Town Council passes 2019-20 budget

After months of public hearings and reviews by two different elected boards, one Republican-controlled and the other Democratic, the budget that passed the Town Council differs only slightly from the one First Selectman Vicki Tesoro first submitted back in early March.

Mary Beth Thornton — Trumbull DTC photo

The $174.7 million budget that passed the council is about $139,000 less than Tesoro first proposed, a difference of less than eight-hundredths of one percent. The council approved the budget 11-8, mostly along party lines. Ted Chase, R-4th, split with the other council Republicans in voting “yes.” No Democrats voted against the budget.

“This is a good budget,” said Council Chairman Mary Beth Thornton, D-2nd District. “It started out good and after two boards went over it with a fine-tooth comb, it really didn’t change much at all.”

The council cut just over $202,000 from the proposal that was approved by the Board of Finance last month. The finance board had increased Tesoro’s proposal by about $63,000. The council cuts came mainly from the Police Department and Public Works.

The police reduction was about $11,000 which the council removed from the General Fund. The money, which was earmarked for one year’s payments on a new vehicle, instead will come from a Police Department special account, a move that Police Chief Michael Lombardo endorsed.

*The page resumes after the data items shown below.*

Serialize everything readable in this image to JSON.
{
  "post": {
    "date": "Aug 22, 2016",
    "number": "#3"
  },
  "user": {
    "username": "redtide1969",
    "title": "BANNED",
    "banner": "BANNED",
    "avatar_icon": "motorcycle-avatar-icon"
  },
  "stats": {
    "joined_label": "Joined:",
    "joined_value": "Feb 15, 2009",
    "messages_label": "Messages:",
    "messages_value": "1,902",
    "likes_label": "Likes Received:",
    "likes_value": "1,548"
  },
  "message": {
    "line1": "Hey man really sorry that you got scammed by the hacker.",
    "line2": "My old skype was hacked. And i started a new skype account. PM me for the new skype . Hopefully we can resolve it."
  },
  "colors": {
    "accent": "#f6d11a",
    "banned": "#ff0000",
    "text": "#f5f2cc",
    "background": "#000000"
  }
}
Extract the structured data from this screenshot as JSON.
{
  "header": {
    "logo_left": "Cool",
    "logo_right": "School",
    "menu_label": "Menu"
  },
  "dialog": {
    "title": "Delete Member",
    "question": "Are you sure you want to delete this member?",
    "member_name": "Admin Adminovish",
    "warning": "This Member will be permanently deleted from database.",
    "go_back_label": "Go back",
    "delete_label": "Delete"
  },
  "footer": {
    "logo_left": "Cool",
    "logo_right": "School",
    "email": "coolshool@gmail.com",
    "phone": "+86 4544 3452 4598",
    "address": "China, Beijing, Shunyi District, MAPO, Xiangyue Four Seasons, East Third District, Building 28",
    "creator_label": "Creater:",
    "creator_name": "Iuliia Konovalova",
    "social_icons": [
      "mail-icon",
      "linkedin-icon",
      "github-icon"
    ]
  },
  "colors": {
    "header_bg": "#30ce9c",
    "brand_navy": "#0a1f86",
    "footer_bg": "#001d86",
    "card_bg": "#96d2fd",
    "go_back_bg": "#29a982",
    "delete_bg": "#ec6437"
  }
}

The bulk of the council cut, $151,000, came from the Public Works Department. The council cut $81,000 in funding for a deputy director. Tesoro has advocated combining some services between the Public Works Department and the school system’s Building Department. The council allocated $27,000 to fund a transition plan. The council also saved $40,000 by deferring the purchase of a new Freightliner plow truck. The council noted that the department has two spare trucks already.

The final 2019-20 budget represents an increase of just over 2.9 percent from the current year. The Board of Finance still has to set a mill rate for next year, but town officials expect taxes in town to increase by about 2.1 percent over the current year.

Thornton said she could not remember a budget ever changing so little from start to finish like it did this year.

“I think the changes that the two boards made, we’re talking hundredths of a percent, show that we really started out with a lean budget to begin with,” Thornton said. “The first selectman made a proposal, the finance board added a little, the council cut a little. That’s three levels of scrutiny.”